Novel sperm membrane protein facilitates mammalian fertilization
Fertilization is a fundamental process in sexual reproduction when the combination of male and female gametes blends genetic material to create a new unique individual. Now, researchers from Japan have identified a new factor that may help orchestrate this vitally complex life event.
In a recent study, researchers from Osaka University and Baylor College of Medicine have identified a novel protein that takes part in sperm-oocyte membrane fusion during fertilization, and named it Fertilization Influencing Membrane Protein (FIMP).
The human body comprises trillions of cells all derived from a single fertilized ovum. Sperm-oocyte fusion is a critical event in mammalian fertilization and three proteins that facilitate this are known. The sperm membrane protein IZUMO1 was discovered in 2005 by this research team and named for a Shinto shrine celebrating marriage. Its counterpart, the oocyte membrane protein JUNO discovered nine years later was named after the Roman goddess of fertility. Together they interact to form a protein complex, with the oocyte tetraspanin protein CD9 contributing. As three proteins cannot explain the complex molecular interactions involved, the search was on for other factors.
"We focused on the testis-specific 4930451I11Rik gene using CRISPR/Cas9-mediated genome editing technology to generate mutant 'knock out' mice with selectively inactivated or 'turned off' genes," explains Dr. Yoshitaka Fujihara, Associate Professor at the Research Institute for Microbial Diseases, and lead author of the study. "Although IZUMO1 was present in 4930451I11Rik knockout spermatozoa, they were unable to fuse with oocytes and the KO males proved severely subfertile."

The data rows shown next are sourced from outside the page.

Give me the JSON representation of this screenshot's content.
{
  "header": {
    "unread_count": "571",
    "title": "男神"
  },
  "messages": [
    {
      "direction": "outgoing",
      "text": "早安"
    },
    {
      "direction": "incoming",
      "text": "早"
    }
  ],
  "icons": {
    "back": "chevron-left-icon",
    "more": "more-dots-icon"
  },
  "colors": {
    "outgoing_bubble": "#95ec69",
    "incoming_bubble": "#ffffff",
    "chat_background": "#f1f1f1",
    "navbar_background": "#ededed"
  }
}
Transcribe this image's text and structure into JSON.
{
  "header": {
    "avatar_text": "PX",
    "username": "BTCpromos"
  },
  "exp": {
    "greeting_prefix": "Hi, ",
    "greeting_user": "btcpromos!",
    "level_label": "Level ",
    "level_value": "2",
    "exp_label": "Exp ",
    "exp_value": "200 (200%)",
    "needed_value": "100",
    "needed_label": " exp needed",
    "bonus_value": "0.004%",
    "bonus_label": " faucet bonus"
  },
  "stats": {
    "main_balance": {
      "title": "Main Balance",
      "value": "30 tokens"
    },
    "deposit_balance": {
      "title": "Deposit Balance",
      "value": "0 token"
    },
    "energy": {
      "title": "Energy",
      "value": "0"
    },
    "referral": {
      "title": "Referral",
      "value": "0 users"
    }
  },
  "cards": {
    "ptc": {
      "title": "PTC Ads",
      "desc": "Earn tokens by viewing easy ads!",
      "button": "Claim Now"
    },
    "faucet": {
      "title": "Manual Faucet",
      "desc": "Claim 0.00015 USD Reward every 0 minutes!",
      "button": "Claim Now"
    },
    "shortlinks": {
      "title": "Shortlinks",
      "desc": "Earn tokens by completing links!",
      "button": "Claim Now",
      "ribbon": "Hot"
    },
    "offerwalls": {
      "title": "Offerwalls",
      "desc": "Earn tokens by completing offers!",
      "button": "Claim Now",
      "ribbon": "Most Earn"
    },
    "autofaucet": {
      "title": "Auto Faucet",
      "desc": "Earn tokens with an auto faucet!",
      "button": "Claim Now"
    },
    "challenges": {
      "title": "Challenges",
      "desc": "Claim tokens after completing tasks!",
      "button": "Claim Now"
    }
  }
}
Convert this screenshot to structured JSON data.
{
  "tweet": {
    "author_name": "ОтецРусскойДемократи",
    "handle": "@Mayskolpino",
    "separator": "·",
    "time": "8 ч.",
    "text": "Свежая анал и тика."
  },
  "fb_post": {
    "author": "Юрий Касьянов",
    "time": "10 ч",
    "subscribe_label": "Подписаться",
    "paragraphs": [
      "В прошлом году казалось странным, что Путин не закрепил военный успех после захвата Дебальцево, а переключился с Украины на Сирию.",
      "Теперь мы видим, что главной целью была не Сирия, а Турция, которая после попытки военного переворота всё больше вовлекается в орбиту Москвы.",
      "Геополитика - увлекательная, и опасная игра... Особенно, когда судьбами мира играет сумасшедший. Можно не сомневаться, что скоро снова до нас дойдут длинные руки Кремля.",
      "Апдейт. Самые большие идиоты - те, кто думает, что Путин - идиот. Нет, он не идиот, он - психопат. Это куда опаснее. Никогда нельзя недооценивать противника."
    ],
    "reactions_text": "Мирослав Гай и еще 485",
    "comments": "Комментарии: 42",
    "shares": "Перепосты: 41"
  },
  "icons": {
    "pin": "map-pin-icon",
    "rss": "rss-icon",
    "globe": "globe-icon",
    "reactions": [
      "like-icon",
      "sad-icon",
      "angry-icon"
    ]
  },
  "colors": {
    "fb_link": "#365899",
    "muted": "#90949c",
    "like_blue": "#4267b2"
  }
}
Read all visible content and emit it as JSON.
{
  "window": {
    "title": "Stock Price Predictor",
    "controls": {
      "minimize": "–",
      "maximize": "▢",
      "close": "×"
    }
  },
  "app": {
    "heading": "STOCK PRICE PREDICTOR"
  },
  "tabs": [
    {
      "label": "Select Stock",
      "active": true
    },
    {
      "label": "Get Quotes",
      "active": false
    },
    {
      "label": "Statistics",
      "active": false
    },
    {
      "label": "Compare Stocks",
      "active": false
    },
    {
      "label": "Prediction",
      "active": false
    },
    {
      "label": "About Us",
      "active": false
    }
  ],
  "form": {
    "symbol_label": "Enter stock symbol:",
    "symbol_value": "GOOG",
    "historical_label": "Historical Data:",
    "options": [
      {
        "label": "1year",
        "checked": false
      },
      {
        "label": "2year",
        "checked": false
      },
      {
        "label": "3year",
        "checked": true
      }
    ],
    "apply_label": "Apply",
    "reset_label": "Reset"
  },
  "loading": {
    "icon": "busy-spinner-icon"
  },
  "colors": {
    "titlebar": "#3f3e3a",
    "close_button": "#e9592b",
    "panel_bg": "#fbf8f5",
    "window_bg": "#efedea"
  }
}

The 4930451I11Rik gene encodes two protein variants, a transmembrane (TM) isoform and a secreted isoform. CRISPR/Cas9-mediated deletion and transgenic rescue showed that only the TM isoform is essential for sperm-oocyte fusion. The researchers named the TM isoform "Fertilization Influencing Membrane Protein' and clarified that it is essential for fertilization, functioning in membrane fusion through a different pathway or stage from IZUMO1. Fluorescence mCherry tagging localized FIMP to the sperm equatorial segment where sperm-oocyte fusion occurs.
Professor Masahito Ikawa, co-discoverer of IZUMO1 and senior author, speculates on the implications and future trends of their research. "Our findings support a potential role of human FIMP in sperm function. Further studies are needed to examine the cause of male infertility in Fimp knockout mice and to clarify the interaction of similar type I transmembrane proteins localized on the sperm head. This knowledge could be used to develop novel in vitro and in vivo infertility treatments as well as non-hormonal male-specific contraceptives."